Kennex and Dorian ponder a case. |
I’m a huge fan of actor Karl Urban (LORD OF
THE RINGS, STAR TREK), and I confess I was inclined to like Fox Television’s
new SF police thriller Almost Human
simply because he was in it. Urban’s
prickly appeal and dry delivery, so at home in the character of Leonard “Bones”
McCoy, fits the wounded hero of Detective John Kennex equally well. Thanks to
Urban, Kennex is complex and instantly engaging, drawing us into this world of
the future, so similar, yet subtly different from our own.

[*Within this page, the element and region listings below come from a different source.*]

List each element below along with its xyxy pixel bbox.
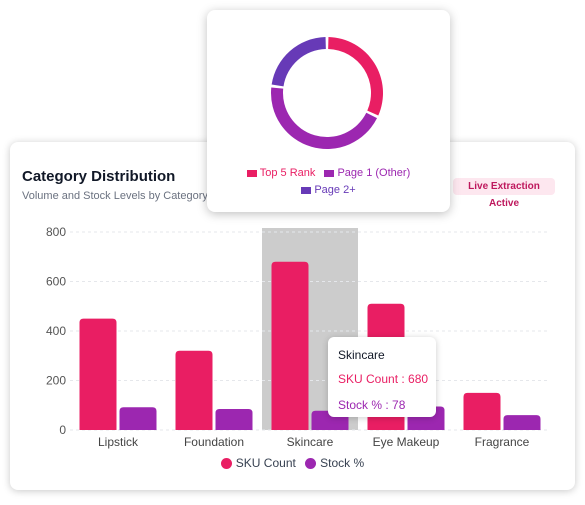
- legend-item-stock[interactable]: Stock %: [305, 456, 364, 470]
- legend-label-sku-count: SKU Count: [235, 456, 296, 470]
- bar-stock-lipstick: [119, 407, 157, 430]
- legend-swatch-top5: [246, 169, 257, 177]
- y-tick-label: 200: [46, 374, 66, 388]
- x-tick-label: Eye Makeup: [373, 435, 440, 449]
- ranking-donut-card: Top 5 Rank Page 1 (Other) Page 2+: [207, 10, 450, 212]
- donut-legend-top5[interactable]: Top 5 Rank: [246, 167, 316, 179]
- x-tick-label: Fragrance: [475, 435, 530, 449]
- legend-dot-stock: [305, 457, 317, 469]
- tooltip-stock-line: Stock % : 78: [338, 398, 406, 412]
- bar-chart-legend: SKU Count Stock %: [10, 456, 575, 472]
- donut-legend-row-2: Page 2+: [207, 184, 450, 197]
- tooltip-sku-value: 680: [408, 372, 429, 386]
- bar-sku-count-foundation: [175, 350, 213, 430]
- card-title: Category Distribution: [22, 168, 176, 185]
- live-status-badge: Live Extraction Active: [453, 178, 555, 209]
- donut-legend-page2[interactable]: Page 2+: [301, 184, 356, 196]
- donut-slice-page-1-other: [271, 87, 378, 150]
- x-tick-label: Lipstick: [98, 435, 139, 449]
- bar-sku-count-skincare: [271, 261, 309, 430]
- tooltip-stock-value: 78: [392, 398, 406, 412]
- y-tick-label: 0: [59, 423, 66, 437]
- bar-sku-count-fragrance: [463, 392, 501, 430]
- bar-sku-count-lipstick: [79, 318, 117, 430]
- tooltip-sku-label: SKU Count: [338, 372, 399, 386]
- bar-stock-foundation: [215, 408, 253, 430]
- chart-tooltip: Skincare SKU Count : 680 Stock % : 78: [328, 337, 436, 417]
- x-tick-label: Skincare: [287, 435, 334, 449]
- legend-label-stock: Stock %: [320, 456, 365, 470]
- donut-legend-row-1: Top 5 Rank Page 1 (Other): [207, 167, 450, 180]
- donut-slice-top-5-rank: [328, 37, 383, 116]
- donut-legend-page1[interactable]: Page 1 (Other): [324, 167, 410, 179]
- donut-legend-label-top5: Top 5 Rank: [259, 167, 316, 179]
- y-tick-label: 400: [46, 324, 66, 338]
- card-subtitle: Volume and Stock Levels by Category: [22, 190, 208, 202]
- y-tick-label: 600: [46, 275, 66, 289]
- donut-legend-label-page2: Page 2+: [314, 184, 356, 196]
- bar-chart[interactable]: 0 200 400 600 800 Lipstick Foundation Skincare E…: [10, 142, 575, 490]
- legend-item-sku-count[interactable]: SKU Count: [220, 456, 296, 470]
- x-tick-label: Foundation: [184, 435, 244, 449]
- donut-legend-label-page1: Page 1 (Other): [337, 167, 411, 179]
- tooltip-sku-line: SKU Count : 680: [338, 372, 429, 386]
- donut-slice-page-2: [271, 37, 326, 87]
- legend-swatch-page1: [324, 169, 335, 177]
- tooltip-stock-label: Stock %: [338, 398, 383, 412]
- y-tick-label: 800: [46, 225, 66, 239]
- bar-stock-fragrance: [503, 415, 541, 430]
- legend-swatch-page2: [301, 186, 312, 194]
- legend-dot-sku-count: [220, 457, 232, 469]
- donut-chart[interactable]: [207, 10, 450, 165]
- tooltip-title: Skincare: [338, 348, 385, 362]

The year is 2048, and, according to the show’s
opening intro, the expansion of technology can no longer be regulated. The bad guys, it seems, are quicker on the
uptake than the slow-moving bureaucracy, and crime is proliferating. Law enforcement’s response is the development
of robot police officers to pair up with the human ones, enhancing both their
physical and their technological (through computer interface) abilities to
fight the good fight.
All well and good, except in Kennex’s
case. Nearly two years ago, the officer
was caught in an ambush, one of the worst attacks on the police in the history
of the department. His partner was
killed, and Kennex lost a leg in the explosion that also put him in a coma for
17 months. Every morning now he gets up
and attaches a state-of-the art bionic leg that makes him fully functional, but
he resents both the technology and the trauma that made it necessary. He bears both guilt and anger over the ambush
that took his partner’s life, and suspects someone inside the police department
may have tipped off the gang that carried it out.
So Kennex is not happy when he’s assigned a
robot partner. In fact, he pushes the ’bot
out of the police cruiser doing 80 on the highway about 15 minutes into the
first episode. That’s when this story
gets really good, with the addition of Michael Ealy (Common Law; BARBERSHOP) as Dorian.
Since the department insists on a robot partner, Kennex taps his not-quite-legit
genius friend Rudy (MacKenzie Crook, Pirates
of the Caribbean) for something manageable.
Rudy gives him a model that has been “discontinued” because it has
proven unstable—one of the DRN series, designed to incorporate human emotions
into the matrix of its thinking patterns.
Dorian is perfect for Kennex. He is a robot that is partly human. Kennex is a human that is partly a
robot. Kennex growls. Dorian stays infuriatingly calm. Dorian worries. Kennex shrugs it off. They argue over music in the car. Dorian gets impatient when Kennex stops to
eat (because, of course, he never gets hungry).
But, little by little, they begin to rely on each other, as partners
do. A few episodes in, and we can begin to
see the relationship developing, despite
John Kennex’s formidable walls and Dorian’s lack of experience in human
relations.
This wouldn’t work if Urban and Ealy weren’t
the actors they are. The chemistry here
is terrific. It doesn’t hurt that the
production and writing team is top notch:
Creator/producer J.H. Wyman (Fringe),
Executive Producer J.J. Abrams and the Bad Robot gang, among others. The supporting cast is stellar, too: Minka
Kelly (Friday Night Lights); Lili
Taylor (Six Feet Under); Michael Irby
(The Unit).
Usually by this point I would be apologizing
for the SF aspects of the show, arguing that the relational aspects made up for
them. But, surprise!, I don’t have to in
this case. There have been some very cool pieces of tech highlighted in
various episodes, without making a big deal of them. They are either part of the background or
something used by a character in the course of the story. In other words, the tech is integral to the show, as it should be, not
an add-on, as it so often is.
For example, in one early episode, criminals
breaking into a corporate headquarters sprayed something onto their faces to
obscure their images from any cameras.
Assassins dropped a little “DNA bomb” in a room to scramble any evidence
that may have been left at the scene of a murder. Another recent episode had someone swallowing
a substance that made his whole body a transponder. No wires.
No “bug” to be detected by the bad guys. How? Who knows?
It was cool!
So, cheer up, SF fans. We may not have a lot of shows to pick from
in the new crop, but at least we have one good one. Let us pray to the Nielson gods that Almost Human survives the seemingly-constant
culling process that is television nowadays and we can enjoy it into the
future.
Ping Pong
Pippa, you have certainly had a spectacularly
productive and affirmative year. Here’s
wishing you another just like it in 2014!
And to my co-bloggers and all our loyal
readers and friends out there—
ALL THE VERY BEST FOR A HAPPY HOLIDAY SEASON
AND A JOYOUS NEW
YEAR!
Cheers, Donna
I'll definitely have to check this one out, Donna. Great review!
ReplyDeleteThanks Donna! Hmm, I wonder when Almost Human will make it over here?
ReplyDeleteWhy am I not watching this? I've had a crush on Michael Ealy since Sleeper Cell.